The big turning point was Squaresoft and Enix ditching the Nintendo 64 because Final Fantasy and Dragon Quest were the biggest video game franchises in Japan. Same with Capcom and Konami, who also jumped on the PlayStation and Saturn as quickly as they could.

For as much as people (rightfully) shit on SEGA for fucking up with how they handled the Sega CD, 32X, and Saturn, Nintendo still managed to fuck up even worse. It all goes back to how Nintendo spurned Sony over the never-released CD add-on. Sony ended up entering the market on their own and dominating it for a couple generations.
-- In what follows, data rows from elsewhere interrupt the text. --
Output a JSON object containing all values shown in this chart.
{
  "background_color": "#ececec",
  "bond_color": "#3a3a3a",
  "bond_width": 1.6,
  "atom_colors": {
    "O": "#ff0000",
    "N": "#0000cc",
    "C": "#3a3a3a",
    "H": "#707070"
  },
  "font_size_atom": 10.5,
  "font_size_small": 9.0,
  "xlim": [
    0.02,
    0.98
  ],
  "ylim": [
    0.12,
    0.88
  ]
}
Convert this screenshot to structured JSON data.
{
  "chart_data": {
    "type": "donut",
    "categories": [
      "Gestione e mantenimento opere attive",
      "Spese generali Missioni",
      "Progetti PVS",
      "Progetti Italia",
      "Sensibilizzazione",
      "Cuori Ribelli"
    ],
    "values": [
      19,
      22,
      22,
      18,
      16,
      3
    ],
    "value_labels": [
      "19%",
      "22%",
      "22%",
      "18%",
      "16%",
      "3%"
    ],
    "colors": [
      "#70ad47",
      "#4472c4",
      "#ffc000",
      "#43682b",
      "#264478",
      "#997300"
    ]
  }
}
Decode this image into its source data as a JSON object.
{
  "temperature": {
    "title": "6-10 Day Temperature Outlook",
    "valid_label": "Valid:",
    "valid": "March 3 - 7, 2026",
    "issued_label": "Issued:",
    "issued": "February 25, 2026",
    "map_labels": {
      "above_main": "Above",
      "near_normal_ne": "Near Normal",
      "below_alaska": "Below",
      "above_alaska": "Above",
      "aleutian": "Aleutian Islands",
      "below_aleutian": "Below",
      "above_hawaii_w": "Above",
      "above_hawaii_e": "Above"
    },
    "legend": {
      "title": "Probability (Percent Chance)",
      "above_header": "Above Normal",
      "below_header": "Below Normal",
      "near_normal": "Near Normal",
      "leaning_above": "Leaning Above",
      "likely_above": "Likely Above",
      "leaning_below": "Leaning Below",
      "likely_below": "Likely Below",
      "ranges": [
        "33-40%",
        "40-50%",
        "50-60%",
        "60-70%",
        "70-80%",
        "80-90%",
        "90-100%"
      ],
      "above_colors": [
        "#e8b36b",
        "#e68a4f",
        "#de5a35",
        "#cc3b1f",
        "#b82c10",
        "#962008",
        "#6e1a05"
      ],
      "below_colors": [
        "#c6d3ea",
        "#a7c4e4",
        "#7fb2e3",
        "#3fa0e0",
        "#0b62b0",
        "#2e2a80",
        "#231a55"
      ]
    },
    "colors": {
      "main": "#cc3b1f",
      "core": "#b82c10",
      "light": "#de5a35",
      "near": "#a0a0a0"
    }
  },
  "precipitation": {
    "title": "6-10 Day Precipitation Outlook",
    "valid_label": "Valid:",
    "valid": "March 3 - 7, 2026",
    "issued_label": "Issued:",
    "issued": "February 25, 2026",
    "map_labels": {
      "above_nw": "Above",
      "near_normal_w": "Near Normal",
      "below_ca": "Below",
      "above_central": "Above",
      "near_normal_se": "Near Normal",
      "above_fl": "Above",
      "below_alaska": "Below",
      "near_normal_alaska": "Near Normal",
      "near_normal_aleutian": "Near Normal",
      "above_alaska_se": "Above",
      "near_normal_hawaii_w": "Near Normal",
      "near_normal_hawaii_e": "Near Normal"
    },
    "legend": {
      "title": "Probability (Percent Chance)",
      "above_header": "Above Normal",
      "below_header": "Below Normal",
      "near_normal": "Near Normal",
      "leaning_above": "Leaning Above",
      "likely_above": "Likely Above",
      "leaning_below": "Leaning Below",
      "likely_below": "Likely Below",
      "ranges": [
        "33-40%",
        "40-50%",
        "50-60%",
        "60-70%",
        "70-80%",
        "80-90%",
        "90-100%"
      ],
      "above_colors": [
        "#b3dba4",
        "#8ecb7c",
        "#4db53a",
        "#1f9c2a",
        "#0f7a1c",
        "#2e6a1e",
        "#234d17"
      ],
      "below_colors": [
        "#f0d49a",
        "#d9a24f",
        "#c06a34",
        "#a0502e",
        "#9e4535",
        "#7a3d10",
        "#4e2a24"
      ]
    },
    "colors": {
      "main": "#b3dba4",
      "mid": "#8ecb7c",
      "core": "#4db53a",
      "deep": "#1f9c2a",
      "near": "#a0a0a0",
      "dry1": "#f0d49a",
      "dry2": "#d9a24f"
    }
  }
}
Square was also pretty pissed off about how much money they lost on projects they scrapped that were beginning dev for the add-on, and had to rework Secret of Mana massively to make it fit a cartridge to try to offset the financial impact of the cancelled projects.

I think most, if not all, of the late SNES-era Japanese-developed Square games were impacted in one way or another by the whole ordeal, and Sony had been so helpful with technical and development support for the CD projects that it was a real no-brainer for Square to jump ship.